Establishing the certified IDR entity fee
The final rule maintains earlier proposed rates for the fees charged by certified IDR entities in 2024. Those fees will be between $200 and $840 for single determinations, with an add-on fee for batched disputes of $75 to $250 for every additional 25 line items (beginning with the 26th line item). The upper limit for single determinations is a sizable increase from $500 in 2023, while batched determinations currently have a flat rate of between $268 and $670.
“To remain competitive, the certified IDR entities have an incentive to charge fees on the lower end of the established range,” the final rule states. “As a result, the departments do not believe that an increase to the upper limits of the certified IDR entity fee will result in drastic increases to the fees charged.”
Certified IDR entities can request approval to reset their fee one time during a given calendar year, according to the final rule.
To limit the increase in the administrative fee, the departments “will not take on a greater role in broadly assisting certified IDR entities with eligibility determinations at this time.” There had been an argument that the departments should become more involved in eligibility determinations for the sake of easing the case backlog that has hampered portal operations.
The departments’ focus regarding eligibility determination instead will be on “more complex disputes,” such as those in which federal versus state jurisdiction is difficult to determine. Restrained involvement from the departments in eligibility reviews likely will not affect the fees assessed by certified IDR entities, the final rule states.
Pending IDR regulations
Scheduled for some point in early 2024 is the issuance of a final rule on improving overall IDR operations. The comment period for the proposed rule remains open through Jan. 2.
HFMA submitted a comment letter on the rule, drawing attention to several concerns. Among them is a proposal to limit a batched determination to 25 items or services in a single dispute.

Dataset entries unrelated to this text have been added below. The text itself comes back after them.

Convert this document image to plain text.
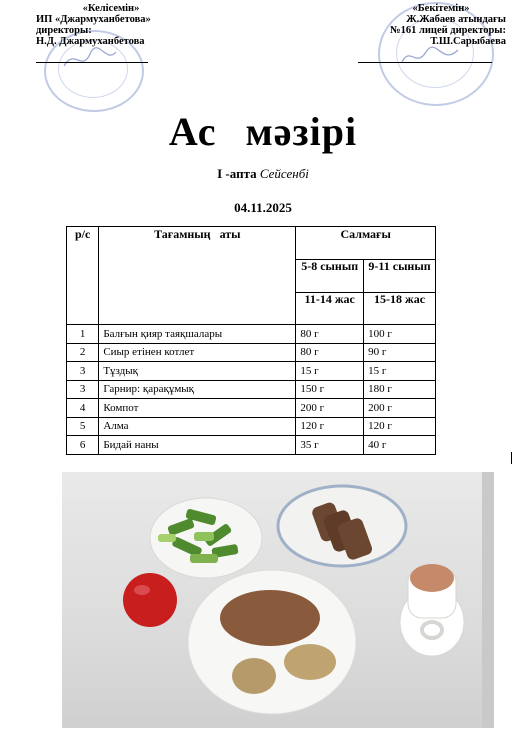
«Келісемін»
ИП «Джармуханбетова»
директоры:
Н.Д. Джармуханбетова
«Бекітемін»
Ж.Жабаев атындағы
№161 лицей директоры:
Т.Ш.Сарыбаева
Ас мәзірі
I -апта Сейсенбі
04.11.2025
р/с	Тағамның   аты	Салмағы	
		5-8 сынып	9-11 сынып
		11-14 жас	15-18 жас
1	Балғын қияр таяқшалары	80 г	100 г
2	Сиыр етінен котлет	80 г	90 г
3	Тұздық	15 г	15 г
3	Гарнир: қарақұмық	150 г	180 г
4	Компот	200 г	200 г
5	Алма	120 г	120 г
6	Бидай наны	35 г	40 г
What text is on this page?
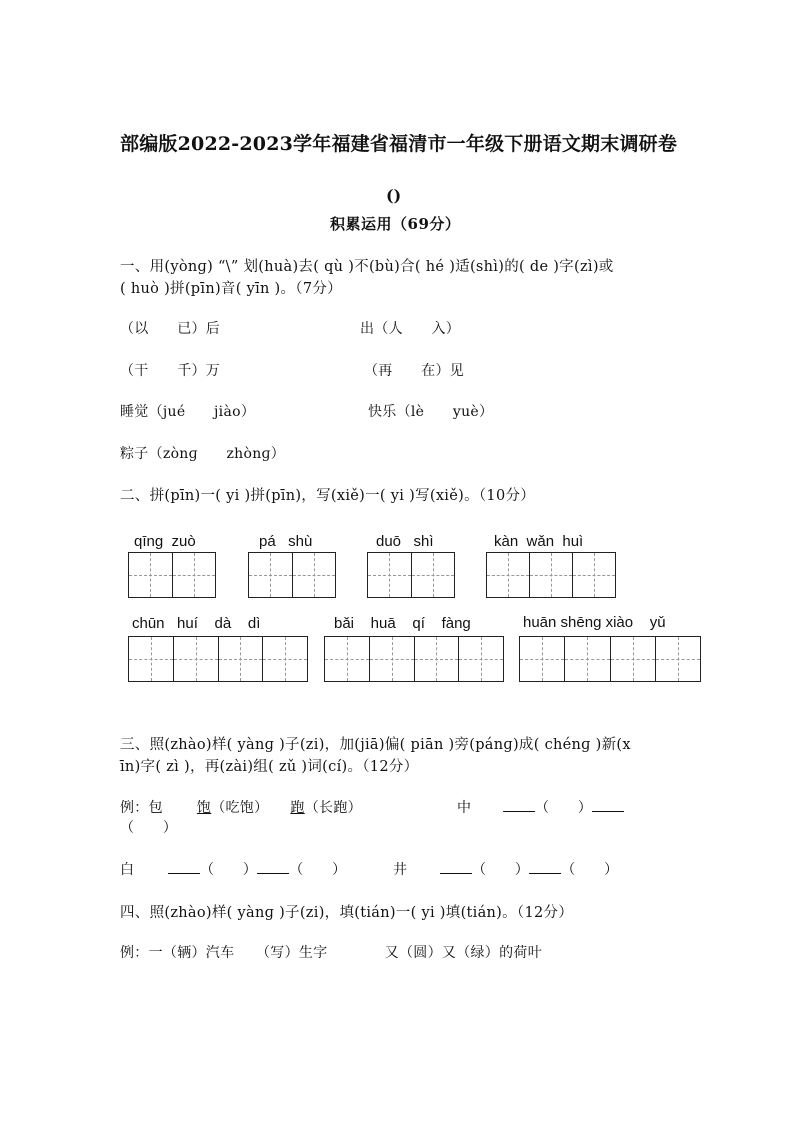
部编版2022-2023学年福建省福清市一年级下册语文期末调研卷
()
积累运用（69分）
一、用(yònɡ) “\” 划(huà)去( qù )不(bù)合( hé )适(shì)的( de )字(zì)或
( huò )拼(pīn)音( yīn )。（7分）
（以　　已）后	出（人　　入）
（干　　千）万	（再　　在）见
睡觉（jué　　jiào）	快乐（lè　　yuè）
粽子（zònɡ　　zhònɡ）
二、拼(pīn)一( yi )拼(pīn)，写(xiě)一( yi )写(xiě)。（10分）
qīnɡ  zuò	pá   shù	duō   shì	kàn  wǎn  huì
chūn   huí    dà    dì	bǎi    huā    qí    fànɡ	huān shēnɡ xiào    yǔ
三、照(zhào)样( yànɡ )子(zi)，加(jiā)偏( piān )旁(pánɡ)成( chénɡ )新(x
īn)字( zì )，再(zài)组( zǔ )词(cí)。（12分）
例：包 饱（吃饱） 跑（长跑）	中	（　　）
（　　）
白	（　　） （　　）	井	（　　） （　　）
四、照(zhào)样( yànɡ )子(zi)，填(tián)一( yi )填(tián)。（12分）
例：一（辆）汽车　　（写）生字　　　　又（圆）又（绿）的荷叶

“It is common practice for insurers and plans to consolidate multiple CPT codes on a single claim depending on grouper methodology,” HFMA wrote in the letter signed by Richard L. Gundling, senior vice president for content and professional practice guidance. “Requiring providers to fragment a claim exceeding a 25-line-item cap not only raises the provider’s submission costs to the IDR process but also severs related items and services furnished during that encounter.
“This division complicates the task for IDR entities to accurately determine the appropriate payment amount for emergency and out-of-network services and in other circumstances would be construed as fraudulent billing since it could secure higher payment by circumventing bundling methodologies.”
The proposed rule also would require health plans to include claim adjustment reason codes and remittance advice remark codes with the initial payment notice or notice of payment denial for services covered by the No Surprises Act. HFMA supports that recommendation but requested specific compliance guidelines.
The rule also would establish time frames for various steps in the IDR process (e.g., initial payment or denial, responding to a notice of open negotiation, responding to initiation of the IDR process). HFMA acknowledged the need for such time frames to improve efficiency but called for adjustments to specific provisions with which compliance would be difficult.